Ашот кинулся к перекрестку. Увидел парня в солдатской форме, идущего мимо с канистрой в руке, остановил его, попросил помочь.
Вдвоем они перенесли Серго во двор, подняли по лестнице на четвертый этаж, внесли в комнату.
В канистре у парня оказался керосин. Заправили лампу, зажгли свет.
Ашот сбегал на второй этаж за Вазгеном, тот работал в «Скорой помощи». Вазген принес обезболивающее и упаковку одноразовых шприцов.
Вазген дал Маро успокоительное, она очень плакала.
Потом осмотрел Серго, сказал, что, наверное, сломано ребро. Спросил, нет ли в доме спирта.
Маро принесла с балкона бутыль со спиртом.
Ашот влил несколько капель в посиневшие губы Серго.
Тот застонал, открыл глаза. Долго смотрел на сына, потом спросил:
— Ашот, ты?
— Я.
— Что со мной?
— Упал, сломал ребро. Я же говорил — не выходи из дома!
— А моя голова?
— Голова в порядке.
— Слава богу, главное все-таки — голова… Маро здесь?
— Здесь.
— А Анаит?
— В Швеции, премию получает.
— Премия — это хорошо… Газопровод починили?
— Еще нет.
— Скажи, когда починят, разбуди.
— Хорошо.
Серго закрыл глаза, но через минуту снова открыл.
— Ашот, я видел горы.
— Ну, видел так видел. Спи.
— Ашот, кто написал: «Горы вы высокие. Как вам не завидовать! Что же нам завидовать? Летом жжет нас солнышко. В зиму — стужа лютая». Кто написал, Ашот?
— Не знаю.
— Армянский поэт XV века.
— Ну, хорошо, отец, спи.
Серго вздохнул, закрыл глаза и затих. Кажется, наконец уснул.

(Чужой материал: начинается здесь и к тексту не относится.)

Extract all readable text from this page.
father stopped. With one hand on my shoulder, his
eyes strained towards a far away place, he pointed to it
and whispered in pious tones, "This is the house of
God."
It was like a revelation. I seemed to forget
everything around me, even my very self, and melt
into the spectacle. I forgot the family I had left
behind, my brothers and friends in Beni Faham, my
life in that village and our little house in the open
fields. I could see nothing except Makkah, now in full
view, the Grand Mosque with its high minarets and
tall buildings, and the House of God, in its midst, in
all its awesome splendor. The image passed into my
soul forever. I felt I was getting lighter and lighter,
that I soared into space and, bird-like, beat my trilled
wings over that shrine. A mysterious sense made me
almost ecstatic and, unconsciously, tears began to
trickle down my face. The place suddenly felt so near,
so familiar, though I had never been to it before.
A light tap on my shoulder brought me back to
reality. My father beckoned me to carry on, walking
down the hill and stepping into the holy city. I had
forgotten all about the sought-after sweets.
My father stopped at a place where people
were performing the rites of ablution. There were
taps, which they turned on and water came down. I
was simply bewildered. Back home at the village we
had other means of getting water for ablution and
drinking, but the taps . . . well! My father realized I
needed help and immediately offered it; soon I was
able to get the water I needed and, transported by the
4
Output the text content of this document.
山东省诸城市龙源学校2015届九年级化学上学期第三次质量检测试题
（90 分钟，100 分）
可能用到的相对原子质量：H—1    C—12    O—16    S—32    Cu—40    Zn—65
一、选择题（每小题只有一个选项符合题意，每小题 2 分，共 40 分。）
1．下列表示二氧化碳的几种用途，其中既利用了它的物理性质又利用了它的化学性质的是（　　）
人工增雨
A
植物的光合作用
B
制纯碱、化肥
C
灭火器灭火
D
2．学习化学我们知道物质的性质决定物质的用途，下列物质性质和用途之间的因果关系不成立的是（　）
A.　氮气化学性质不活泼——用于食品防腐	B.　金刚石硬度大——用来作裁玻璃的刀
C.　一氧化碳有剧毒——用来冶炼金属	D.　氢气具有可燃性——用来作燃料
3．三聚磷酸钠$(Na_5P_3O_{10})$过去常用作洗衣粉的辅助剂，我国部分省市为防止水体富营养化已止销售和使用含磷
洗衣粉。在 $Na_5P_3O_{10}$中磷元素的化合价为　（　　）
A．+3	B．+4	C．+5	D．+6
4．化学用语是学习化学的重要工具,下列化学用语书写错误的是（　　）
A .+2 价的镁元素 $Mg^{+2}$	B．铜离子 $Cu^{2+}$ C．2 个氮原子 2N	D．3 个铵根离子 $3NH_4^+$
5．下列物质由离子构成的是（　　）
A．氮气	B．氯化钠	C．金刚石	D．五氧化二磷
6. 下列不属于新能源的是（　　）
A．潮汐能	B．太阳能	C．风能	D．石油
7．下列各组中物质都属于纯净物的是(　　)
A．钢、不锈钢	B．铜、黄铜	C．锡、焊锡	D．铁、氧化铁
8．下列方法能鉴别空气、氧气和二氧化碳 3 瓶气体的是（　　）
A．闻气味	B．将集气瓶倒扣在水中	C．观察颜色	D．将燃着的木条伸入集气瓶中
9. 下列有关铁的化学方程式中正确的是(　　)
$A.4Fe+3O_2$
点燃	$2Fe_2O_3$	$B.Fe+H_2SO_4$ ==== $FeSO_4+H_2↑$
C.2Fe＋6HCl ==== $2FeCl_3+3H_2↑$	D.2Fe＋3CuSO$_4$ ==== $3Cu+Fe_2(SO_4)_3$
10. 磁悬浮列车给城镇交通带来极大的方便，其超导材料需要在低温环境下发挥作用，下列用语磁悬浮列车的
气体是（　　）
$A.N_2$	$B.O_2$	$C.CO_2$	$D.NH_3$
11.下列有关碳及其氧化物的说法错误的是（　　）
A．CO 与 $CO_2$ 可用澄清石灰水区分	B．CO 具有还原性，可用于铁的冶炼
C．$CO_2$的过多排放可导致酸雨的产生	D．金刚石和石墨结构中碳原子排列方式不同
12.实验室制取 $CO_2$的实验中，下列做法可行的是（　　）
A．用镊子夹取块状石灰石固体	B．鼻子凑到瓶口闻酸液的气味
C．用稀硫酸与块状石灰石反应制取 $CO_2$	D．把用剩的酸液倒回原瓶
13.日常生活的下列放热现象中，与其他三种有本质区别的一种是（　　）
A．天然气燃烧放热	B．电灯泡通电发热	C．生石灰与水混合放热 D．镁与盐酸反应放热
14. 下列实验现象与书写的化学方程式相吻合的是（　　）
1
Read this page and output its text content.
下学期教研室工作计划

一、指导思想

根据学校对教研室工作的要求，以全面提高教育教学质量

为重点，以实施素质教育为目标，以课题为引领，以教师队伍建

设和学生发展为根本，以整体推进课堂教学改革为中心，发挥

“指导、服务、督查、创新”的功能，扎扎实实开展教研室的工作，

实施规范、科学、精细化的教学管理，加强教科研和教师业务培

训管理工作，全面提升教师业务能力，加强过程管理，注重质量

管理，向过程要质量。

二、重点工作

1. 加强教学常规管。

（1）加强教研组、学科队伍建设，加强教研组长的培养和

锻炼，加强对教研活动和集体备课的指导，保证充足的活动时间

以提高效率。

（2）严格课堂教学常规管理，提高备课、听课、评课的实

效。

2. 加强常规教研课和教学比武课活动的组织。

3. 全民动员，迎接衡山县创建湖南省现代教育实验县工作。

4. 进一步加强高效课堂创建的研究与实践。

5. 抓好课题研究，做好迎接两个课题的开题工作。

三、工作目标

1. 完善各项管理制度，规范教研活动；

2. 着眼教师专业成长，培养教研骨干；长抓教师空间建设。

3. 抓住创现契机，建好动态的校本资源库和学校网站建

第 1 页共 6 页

Ашот поставил мольберт на спинку стула, развел краски, взял в руки кисть и стал дописывать картину, которую начал неделю назад.
Прощальный полет Ашота
В один из июньских вечеров, когда в Европе где-то расцветают, а где-то отцветают яблоневые, вишневые и сливовые сады, когда люди в северной части нашего полушария радуются, разглядывая нежно зеленеющие поля, луга и леса, удивленно смотрят на реющих в небе ласточек, стрижей, скворцов, плавно скользящих по водной глади озер и прудов белых лебедей, прилетевших с юга, из окна маленькой больницы где-то в Словении взмыла вверх фигура, похожая на небольшое сизое облако. Однако, приглядевшись внимательнее, можно было различить в этом облаке фигуру мужчины с ясными карими глазами, породистым носом и благородным высоким лбом, человек был одет в холщовые брюки, свитер и куртку. Это был художник Ашот Баяндур, прибывший в Словению недавно, чтобы поработать в местной галерее, однако, после восхождения в горы внезапно почувствовавший себя неважно, очутившийся в больнице и, наконец, расставшийся с жизнью в этом яростном и прекрасном мире — к горестному изумлению коллег и родни.
Узнав о предстоящей кремации, о том, что его прах скоро отправят в погребальной урне на Североамериканский континент, Ашот отделился от неподвижно лежащего тела в пустынной палате словенской больницы и, проскользнув мимо дочери Маро, прибывшей из Канады, скорбно сидящей в этот момент с белым от горя лицом на стуле перед дверью палаты, вылетел в окно. Ашот решил попрощаться с теми, кто был ему дорог, он двинулся на северо-восток Европы.
Считается, что душа легко, беспрепятственно проникает через любые расстояния, ничто не мешает ей преодолевать тысячи километров. Какое заблуждение! Где-то электрические облака движутся навстречу друг другу, разряжаются, идет гроза, сверкают молнии, где-то возникает перепад давлений, дует ураганный ветер, все это нелегко преодолевать, если земное обличье еще неокончательно покинуло тебя.
Но через какое-то время Ашот все же добрался до Москвы, до нашей блестящей столицы с ее величественными проспектами, дворцами, роскошными отелями, новыми ресторанами, банками, казино.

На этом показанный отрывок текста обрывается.